CASTELLANO, Giuseppe
Nato probabilmente prima del 1660 a Napoli, fu qui pittore di una certa notorietà, anche se di lui Bernardo De Dominici (Vite de' pittori, scultori ed architetti napoletani, Napoli 1742-1745), il quale perfino degli artisti minori del suo tempo dà notizie spesso dettagliate, stranamente non parla. Sta di fatto che, entrato nel gennaio del 1686 nella corporazione dei pittori napoletani - la "Confraternita di S. Anna e di S. Luca dei Pittori" al Gesù Nuovo -, l'anno seguente il C. ne fu eletto prefetto.

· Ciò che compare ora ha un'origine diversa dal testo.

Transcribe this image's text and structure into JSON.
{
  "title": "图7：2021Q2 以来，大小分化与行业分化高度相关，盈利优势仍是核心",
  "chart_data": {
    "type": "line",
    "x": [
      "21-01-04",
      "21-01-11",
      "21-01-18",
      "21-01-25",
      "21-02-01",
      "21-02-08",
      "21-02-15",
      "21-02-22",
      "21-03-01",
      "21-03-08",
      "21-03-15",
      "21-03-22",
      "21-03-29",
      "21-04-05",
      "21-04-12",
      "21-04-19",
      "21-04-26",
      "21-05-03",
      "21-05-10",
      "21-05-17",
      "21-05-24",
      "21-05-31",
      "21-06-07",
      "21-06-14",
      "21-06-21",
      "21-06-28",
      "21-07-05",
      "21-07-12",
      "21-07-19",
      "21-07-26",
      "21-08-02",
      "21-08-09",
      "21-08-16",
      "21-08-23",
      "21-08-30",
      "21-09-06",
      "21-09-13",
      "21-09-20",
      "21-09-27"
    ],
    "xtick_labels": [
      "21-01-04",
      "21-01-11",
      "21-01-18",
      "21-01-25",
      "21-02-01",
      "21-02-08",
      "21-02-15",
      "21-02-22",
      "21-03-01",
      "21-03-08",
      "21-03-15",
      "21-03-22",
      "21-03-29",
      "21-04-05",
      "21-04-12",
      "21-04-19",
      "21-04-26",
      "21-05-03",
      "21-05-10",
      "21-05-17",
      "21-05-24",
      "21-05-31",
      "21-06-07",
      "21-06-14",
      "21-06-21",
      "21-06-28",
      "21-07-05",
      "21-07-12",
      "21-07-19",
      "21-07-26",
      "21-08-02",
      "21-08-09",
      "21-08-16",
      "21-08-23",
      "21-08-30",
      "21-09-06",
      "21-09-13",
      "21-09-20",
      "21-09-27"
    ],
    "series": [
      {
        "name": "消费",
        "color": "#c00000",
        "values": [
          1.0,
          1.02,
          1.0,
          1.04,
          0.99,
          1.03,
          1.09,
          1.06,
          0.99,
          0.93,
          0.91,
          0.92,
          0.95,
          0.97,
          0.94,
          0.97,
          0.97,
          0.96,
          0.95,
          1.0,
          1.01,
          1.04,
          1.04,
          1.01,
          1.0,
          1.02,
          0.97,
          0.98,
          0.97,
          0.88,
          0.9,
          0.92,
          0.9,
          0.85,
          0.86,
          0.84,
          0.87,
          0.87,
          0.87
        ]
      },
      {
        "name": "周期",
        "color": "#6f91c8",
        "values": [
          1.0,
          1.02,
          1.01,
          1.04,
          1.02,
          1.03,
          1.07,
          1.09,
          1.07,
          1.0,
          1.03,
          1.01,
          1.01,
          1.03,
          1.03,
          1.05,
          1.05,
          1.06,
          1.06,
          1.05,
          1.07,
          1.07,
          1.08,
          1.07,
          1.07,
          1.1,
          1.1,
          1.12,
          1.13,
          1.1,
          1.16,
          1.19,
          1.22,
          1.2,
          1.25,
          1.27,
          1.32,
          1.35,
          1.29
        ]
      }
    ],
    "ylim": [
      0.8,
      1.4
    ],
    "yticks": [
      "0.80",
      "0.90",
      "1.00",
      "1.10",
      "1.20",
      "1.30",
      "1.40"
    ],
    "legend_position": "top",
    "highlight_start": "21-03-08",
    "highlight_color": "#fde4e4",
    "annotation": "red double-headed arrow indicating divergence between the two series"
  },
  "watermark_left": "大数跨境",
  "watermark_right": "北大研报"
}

Ricopri tale carica anche nel 1695 e nel 1700, mentre nel 1699, essendo stato pure eletto, "per sua modestia" non l'accettò, ma volle "cederla al sign.r Luca Giordano, et esso... esistere per primo assistente". Si trattò evidentemente di un atto di omaggio al maestro che, trovandosi in Spagna, doveva aver ottenuto qualche voto in meno e che il C. in effetti sostituì. D'altra parte egli fu abbastanza attivo nella corporazione, se durante il suo primo governo, nel 1687, promosse la fondazione del Monte dei maritaggi per le figlie dei pittori iscritti e se poi fu tra quelli che offrirono gratuitamente la loro opera per la decorazione della cappella della Confr.aternita: nel 1689, allorché con Paolo de Matteis ed altri ornò la volta, e dieci anni dopo, quando nella tribuna eseguì, accanto ad affreschi di altri pittori, i busti di S. Maria Maddalena de' Pazzi e di S. Caterina da Siena, di S. Pietro e di S. Paolo in monocromato e, nel catino, una Gloria di puttini e di angeli. Ed è significativo che nel 1710, allorché la decorazione della cappella venne rinnovata, questa conservò, per la loro qualità, la Gloria stessa e l'affresco centrale della volta del de Matteis.
Chiaramente suggestionato dall'intonazione classicheggiante che quest'ultimo aveva attinto a Roma direttamente dal Maratta, ma incapace di adeguarsi alla sua grazia ormai settecentesca, il C. fu essenzialmente un giordanesco. Sebbene di quando in quando tentasse di temperarne la foga, scadendo peraltro in una fredda maniera, egli rimase legato fino alla fine alla movimentata visione del Giordano, nella quale, del resto, anche attraverso il riecheggiamento dell'opera di Giovan Battista Benaschi, si innestava quella del Lanfranco. Rimase fermo, perciò, in una posizione che, senza dire del grande Solimena, al quale il C. pure si rifece, fu per qualche altro giordanesco più dotato solo di partenza. Ma, nonostante i limiti, per una certa scioltezza di accenti e un colorito caldo e luminoso, egli fu capace di qualche raggiungimento degno di nota, che spiega la fortuna di cui godette.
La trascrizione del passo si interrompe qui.